L’ouvrage est un triptyque : l’édition de 2018 est la reprise d’une première édition parue confidentiellement en 1996, dans une collection de l’École régionale des beaux-arts de Valence., revue et augmentée en 2012, et rééditée aujourd’hui par les éditions Fage. Le format n’est pas celui d’un livre d’art classique, il est plus petit, l’ouvrage est souple, maniable, agrémenté d’une troisième partie importante, intitulée « Vingt ans après », qui prolonge une réflexion commencée par l’auteur il y a plus de trente ans. Le début de ce troisième volet est le seul moment où l’auteur esquisse une synthèse sur le Land Art, également appelé « Earth Art ». Le temps a passé, au début des années 2010 l’auteur constate « une certaine agitation liée à la prise de conscience que le monde change et que le réchauffement climatique qui nous menace va de pair avec d’autres bouleversements affectant le monde et l’art ». Les quelques artistes – ils sont peu, en effet, tous nés dans les années 1930 et 1940 – qui ont fait ce mouvement dans les années 1960 et 1970 disparaissent au fil des allers-retours de Gilles Tiberghien entre la France et les États-Unis. Désormais existent des expositions, des colloques, des thèses, des tentatives d’instruire cet art qui le laissent sceptique.
Land Art Travelling fait part d’un sentiment rarement avoué par un écrivain essayiste, la déception, ou la frustration. Celle du marcheur qui grimpe de longues côtes ou parcourt des kilomètres d’un paysage vide pour arriver, ou ne pas arriver, à un point de vue sur une œuvre que les éléments parfois dissimulent. Le 25 juin 1991, au cœur de l’Utah, Gilles Tiberghien est sur la côte du Great Salt Lake, carte en main mais égaré, il hésite, quitte sa voiture, poursuit à pied, seul : « Je vais devoir renoncer […] Personne ne sait que je suis ici. Je regarde l’horizon, cette courbure que décrit Smithson avec une angoisse soudaine. […] Je compare les photos de Spiral Jetty que j’ai emportées et ce que je vois. […] Je prends quelques photos et repars la mort dans l’âme ». Vingt-six ans plus tard, le 4 novembre 2017, il retournera sur place avec une petite équipe de cinéastes, « et, là, progressivement, comme si j’avais trempé sa forme lyophilisée dans un bain optique fait de souvenirs et de sensations présentes nourries par la vision de l’immense paysage qui s’ouvre devant moi, elle reprend forme. J’éprouve sa taille réelle en marchant dessus… ». Entre-temps, l’auteur aura évoqué le film de Tacita Dean, artiste britannique, intitulé Trying to Find the Spiral Jetty, qui met en scène sa recherche du site, qui a échoué : « J’aime cette œuvre qui raconte un espoir déçu », ajoute-t-il sous forme d’une incidente qui dit beaucoup sur sa propre approche.

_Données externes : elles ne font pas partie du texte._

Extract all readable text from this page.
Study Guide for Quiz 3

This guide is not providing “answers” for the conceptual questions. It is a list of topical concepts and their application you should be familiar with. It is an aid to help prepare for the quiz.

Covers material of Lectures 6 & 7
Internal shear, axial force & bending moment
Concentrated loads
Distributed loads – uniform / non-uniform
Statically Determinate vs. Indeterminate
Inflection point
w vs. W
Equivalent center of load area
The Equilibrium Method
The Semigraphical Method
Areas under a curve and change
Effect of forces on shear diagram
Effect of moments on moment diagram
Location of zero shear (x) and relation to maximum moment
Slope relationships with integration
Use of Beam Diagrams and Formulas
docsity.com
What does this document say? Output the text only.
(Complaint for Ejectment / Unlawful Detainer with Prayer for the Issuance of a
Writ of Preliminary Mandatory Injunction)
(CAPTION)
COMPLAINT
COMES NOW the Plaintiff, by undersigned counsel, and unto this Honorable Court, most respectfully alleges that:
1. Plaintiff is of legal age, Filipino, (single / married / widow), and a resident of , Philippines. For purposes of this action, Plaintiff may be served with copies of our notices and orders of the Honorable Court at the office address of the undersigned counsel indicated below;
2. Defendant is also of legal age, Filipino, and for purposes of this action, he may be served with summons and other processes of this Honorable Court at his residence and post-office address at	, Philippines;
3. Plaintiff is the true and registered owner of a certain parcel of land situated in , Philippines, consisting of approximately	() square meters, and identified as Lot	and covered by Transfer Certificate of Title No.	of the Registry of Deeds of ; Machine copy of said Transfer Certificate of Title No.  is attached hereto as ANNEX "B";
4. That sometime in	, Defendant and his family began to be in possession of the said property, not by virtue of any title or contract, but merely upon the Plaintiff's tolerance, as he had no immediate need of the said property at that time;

Déçu, voire légèrement agacé, l’auteur l’est aussi face aux interlocuteurs qui maltraitent ou mésinterprètent un art que lui-même aborde avec précaution, sans tenailles préconçues. Un jour, face à une jeune femme dans une galerie, il se cabre intérieurement parce que celle-ci lui reproche de n’avoir parlé que d’une femme dans la première édition de son ouvrage. C’est l’occasion pour lui de préciser ce qu’on appelle Land Art au sens strict, et de distinguer œuvres « accomplies » et œuvres « embryonnaires ». La jeune femme, intelligente, se découvrira, c’est la veuve de Gordon Matta-Clark, et reconnaîtra son empressement. Un autre jour, après avoir vu une exposition de gigantesques sculptures de Michael Heizer, dont il a admiré le Double Negative au cœur du Nevada, il récuse aussi fermement l’interprétation d’un critique qui voit dans ce gigantisme une preuve de machisme et balaye « cette assimilation sommaire et elle-même machiste qui consiste à identifier grandes quantités ou grandes tailles avec phallus ». Il sera moins sévère, mais sur la réserve, avec le point de vue de Robert Morris, autre critique, qui relie le goût du gigantisme à l’inconscient impérialiste de l’art américain.
Gilles Tiberghien retire une à une toutes les cartes du jeu intellectuel pour affirmer ce que n’est pas le Land Art. Il est vrai que c’est une pratique qui appelle la glose et provoque de nombreux malentendus dès qu’il s’agit de le commenter. Le Land Art exige surtout d’être expérimenté. Dennis Oppenheim, un de ces ouvriers de la terre, insiste sur la volonté de sortir des galeries et de proposer des expériences, plus que des objets. Walter De Maria évoque une expérience « rarefied », mais Robert Smithson a une aversion « pour tout ce qui touche à la pureté dans le domaine de l’art ».
Le film et la photographie semblent plus indiqués que le texte pour l’approcher, comme s’ils violaient moins les œuvres. Land Art Travelling comprend presque autant de photos et d’illustrations que de mots. Toutes sont artisanales, personnelles, souvent prises par l’auteur ; les illustrations sont de tous les domaines, sans aucune hiérarchisation d’ordre esthétique ou autre. Dès sa première rencontre avec Michael Heizer qui l’emmène voir sa Complex City, Gilles Tiberghien est « immergé dans une expérience esthétique troublante qui renvoie de façon violemment contradictoire à des modèles archaïques et à des formes de l’art le plus contemporain ». À ce choc, il oppose, citant Heizer, « ces publications qui ne font que reproduire de belles images sans comprendre de quoi précisément elles sont des images et quelle puissance se dégage en fin de compte de cette œuvre monumentale ». Ces belles images, nous n’en avons pas dans Land Art Travelling.
Nous avons des éclats, des fragments, des notes visuelles. Des diamants littéraires, dont quelques lignes saisissantes de Lucrèce extraites de De la nature. Des instants de stupeur, ainsi face au Lightning Field de Walter De Maria, une sculpture du 400 mâts en acier réalisée au Nouveau-Mexique, au milieu de « rochers couleur de foie » (l’expression est de John Brinckerhoff Jackson, fondateur de la revue Landscape). L’impression soudaine de sentir « la masse agressive de la terre ». Un sentiment d’éternité éphémère. La découverte d’un mot anglais inusité, the surd, qui appartient au vocabulaire mathématique et désigne « ce qui ne peut être exprimé dans un nombre rationnel » et, par extension, l’incommensurable. En linguistique, on parle de sourdes. En tiberghienétique, ce sont des inconnues préservées, qui suscitent un désir tactile rare.